With awards season upon us once again, Hollywood’s heavyweights are making the rounds as they promote their latest projects in hopes that they’ll bring home more than a few of the industry’s coveted statues of recognition. This week, the nominees for the 2021 Golden Globes were announced, and WandaVision’s Elizabeth Olsen and Paul Bettany are both in the running, something that’s sure to please Marvel head Kevin Feige.
Though the nominees for next year’s Oscars have yet to be announced, Feige already making it clear that Marvel wants to make another go at snagging a trophy for one of its superhero films, a genre he thinks the Academy still holds some bias against.
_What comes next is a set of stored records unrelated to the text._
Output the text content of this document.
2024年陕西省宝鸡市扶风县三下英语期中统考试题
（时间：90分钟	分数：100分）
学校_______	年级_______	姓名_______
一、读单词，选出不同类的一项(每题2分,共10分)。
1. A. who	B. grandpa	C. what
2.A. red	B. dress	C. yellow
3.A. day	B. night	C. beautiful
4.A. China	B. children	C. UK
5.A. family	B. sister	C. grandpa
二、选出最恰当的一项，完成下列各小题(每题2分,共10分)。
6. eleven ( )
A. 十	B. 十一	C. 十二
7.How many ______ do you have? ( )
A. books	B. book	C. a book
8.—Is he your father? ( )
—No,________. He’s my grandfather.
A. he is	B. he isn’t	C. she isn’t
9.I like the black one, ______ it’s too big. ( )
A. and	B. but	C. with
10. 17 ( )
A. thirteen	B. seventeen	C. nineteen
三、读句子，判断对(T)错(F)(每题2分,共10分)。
During a recent interview with the Hollywood Reporter about Shang-Chi’s production, Feige shared some thoughts about the challenges he feels Marvel faces when it tosses its hat into the ring for awards.
“I think we are always at a deficit because of the Marvel logo and because of a genre bias that certainly exists,” Feige said. “I just loved that for a shining moment there with Black Panther that was put aside and the work was recognized for the achievement that it was.” From Feige’s perspective, Shang-Chi was successful as both a film and as a larger project designed to (re)introduce its central hero to a modern day audience. That success, Feige said, is something he wants the rest of Hollywood to understand.
“[T]he work that [the team behind Shang-Chi] did created something new that connected with audiences,” Feige reasoned. “We recognized it, the audience recognized it, and I sure would love the hard work of all of these people who are telling their story to get recognized.”
Feige’s quite right about Shang-Chi and Black Panther having a lot in common when looked at as two instances of a particularly large and successful film studio finally coming around to the idea that entire casts of color can and will lead their films to box office success. What’s a little more iffy, though, is Feige’s seeming presumption that Black Panther and Shang-Chi are so similar that the former’s path being nominated for Best Picture is something the latter is destined for.
While Black Panther’s representation of Black people undoubtedly played a role in the movie’s critical and financial success, it’s important to bear in mind just how much its premise and many of its concepts fell squarely within the Academy’s wheelhouse for films it should be paying attention to. Black Panther was a movie about a man running around dressed up like a cat, sure. But it was also a movie grappling with the sorts of complicated, difficult questions that, while common in comic books, you don’t see very often in their live-action adaptations. Stripped bare of all its action and adventure elements, Black Panther was a film very pointedly asking how a nation like Wakanda could live with itself while standing by and watching as the horrors of anti-Black racism become foundational elements of the world beyond its borders.
What was impressive about Black Panther was its ability to tackle those ideas in a way that didn’t feel if it their presence in the plot was merely lip service. Because there are so few of these big tentpole features built around characters of color, it can be difficult to suss out the differences between them that make some work where others don’t. It really wasn’t until this year’s The Falcon and the Winter Soldier that one could clearly see how Black Panther’s success did not mean that Marvel had somehow “figured out” how to tell stories about Black people.
Feige is right that there’s some degree of genre bias against cape movies and TV shows in particular, though it likely has a lot to do with the fact that there are just so many of them, and so few of them have felt brave enough to really form and get weird enough for people to realize that they’re not all just commercials for the next big thing.
Black Panther and Shang-Chi and the Legend of the Ten Rings are both currently streaming on Disney+.